Напугала трех псов и здоровенного дядьку.
Это сейчас, по крайней мере, у нас возле дома, лед или раскалывают и убирают с тротуаров, или посыпают коричневой смесью, от которой он превращается в бурую грязь.
А в конце девяностых зимой у нас был такой каток, что хоть коньки на прогулку прихватывай. Что, кстати, и делали соседские дети.
И вот шла я по этому гололеду и вела с прогулки двух наших собак – полуметровую в холке дворнягу Шерри и эрдельтерьера Малыша. Шла, осторожно ступая, одергивая псов, чтобы те меня не повалили.
А навстречу нам, пятнистый и могучий, вышел алабай Персей. На поводке и при хозяине, разумеется.
Малыш – пес со странностями. Таким он к нам пришел уже взрослым. И одна из его странностей – манера задирать чужих кобелей. При этом драться дуралей кудлатый не умел вообще, очень обижался и пугался, если дело доходило до трепки.
Обычно Малыша отбивал Шерри, пес не самый крупный, но подлый и боевитый. Но к Персею Шерри и сам сунуться не посмеет, и Персею эта пуховая шмакодявка - на один зубок.
И вот, завидев Персея, Малыш, не реагируя на мои попытки его урезонить, завел свою обычную песню:
«Да-я-тебя-сейчас-на-клапти-разорву-да-я-тебя-в-сотню-раз-круче!»

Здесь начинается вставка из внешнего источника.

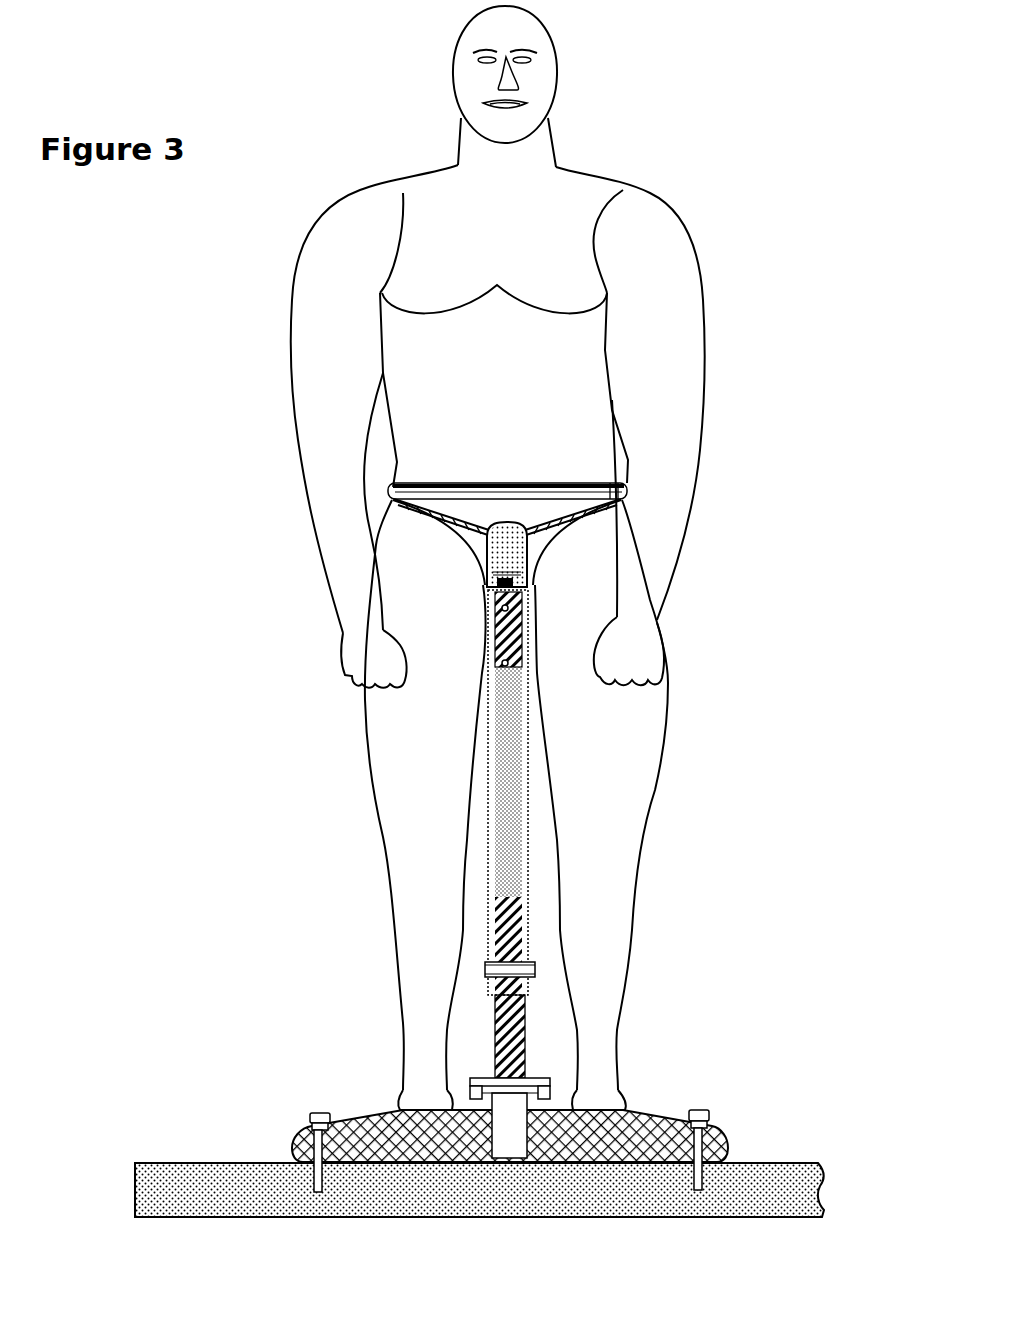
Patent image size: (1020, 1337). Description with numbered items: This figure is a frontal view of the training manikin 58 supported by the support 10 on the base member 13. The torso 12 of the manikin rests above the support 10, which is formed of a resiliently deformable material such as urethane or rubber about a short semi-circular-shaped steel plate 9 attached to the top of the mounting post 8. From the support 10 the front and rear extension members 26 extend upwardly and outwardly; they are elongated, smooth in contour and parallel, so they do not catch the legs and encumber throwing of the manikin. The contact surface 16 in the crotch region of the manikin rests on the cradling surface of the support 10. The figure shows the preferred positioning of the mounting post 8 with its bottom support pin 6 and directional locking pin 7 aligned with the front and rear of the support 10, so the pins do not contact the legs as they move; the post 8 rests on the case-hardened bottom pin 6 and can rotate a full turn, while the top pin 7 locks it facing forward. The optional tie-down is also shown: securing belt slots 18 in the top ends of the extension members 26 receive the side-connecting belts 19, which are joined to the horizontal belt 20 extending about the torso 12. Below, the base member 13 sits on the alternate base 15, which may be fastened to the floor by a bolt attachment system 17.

The training manikin 58 is at (732, 257).
The torso 12 is at (480, 417).
The base member 13 is at (412, 805).
The horizontal belt 20 is at (612, 485).
The side-connecting belts 19 is at (623, 500).
The securing belt slots 18 is at (395, 488).
The support 10 is at (487, 567).
The extension members 26 is at (507, 541).
The semi-circular-shaped steel plate 9 is at (527, 582).
The bottom pin 6 is at (507, 640).
The mounting post 8 is at (498, 632).
The top pin 7 is at (497, 608).
The alternate base 15 is at (638, 1123).
The contact surface 16 is at (517, 1087).
The bolt attachment system 17 is at (707, 1128).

Персей. Могучий, доминантный, такой наглости от песика в два раза меньше себя стерпеть не мог. И, глухо рыча, попер карать задиру.
Обычно хозяин Персея прекрасно справлялся с псом и удерживал его, не давая добраться до Малыша и начать драку.
Но не сейчас.
Собачьи когтистые лапы куда лучше подходят для ходьбы по гололеду, чем толстые войлочные валенки, которые красовались на ногах и у меня, и у хозяина Персея.
Персей тащил своего хозяина навстречу Малышу, а Малыш, кудлатый дурень, не понимая, что за ужас на него надвигается, волок меня навстречу Персею. Мечущийся из стороны в сторону в попытке остановить Малыша Шерри только дополнительно дергал поводок, сбивая мое равновесие.
Вот. Сейчас. Они сойдутся. И Персей загрызет Малыша. Как волка. Просто схватит за горло, встряхнет пару раз…
Страх, возмущение, протест, желание не допустить гибели пса – все это я вложила в один-единственный крик. Крик столь громкий и могучий, что меня саму от него выгнуло назад.
«ФУУУУУУУУУУУ!»
Не знаю, сколько я так орала. Пока не кончился воздух.
Драка не началась.
Все три пса, включая Персея, сидели на льду в позе «я хорошая собака и ни в чем не виноват». Рядом с Персеем, такой же ошарашенный, как и собаки, сидел его хозяин.
Горло наливалось болью.
Подергав за поводки, чтобы псы поднялись, я увела своих притихших псов домой.
Почти неделю мне было больно говорить. Потом, потихоньку, боль прошла, и я стала такой же болтушкой, как и раньше.
Но всю эту компанию, оглушенную моим воплем, я вспоминаю до сих пор. Уж очень потешно они все четверо смотрелись, когда сидели на льду с огромными глазами.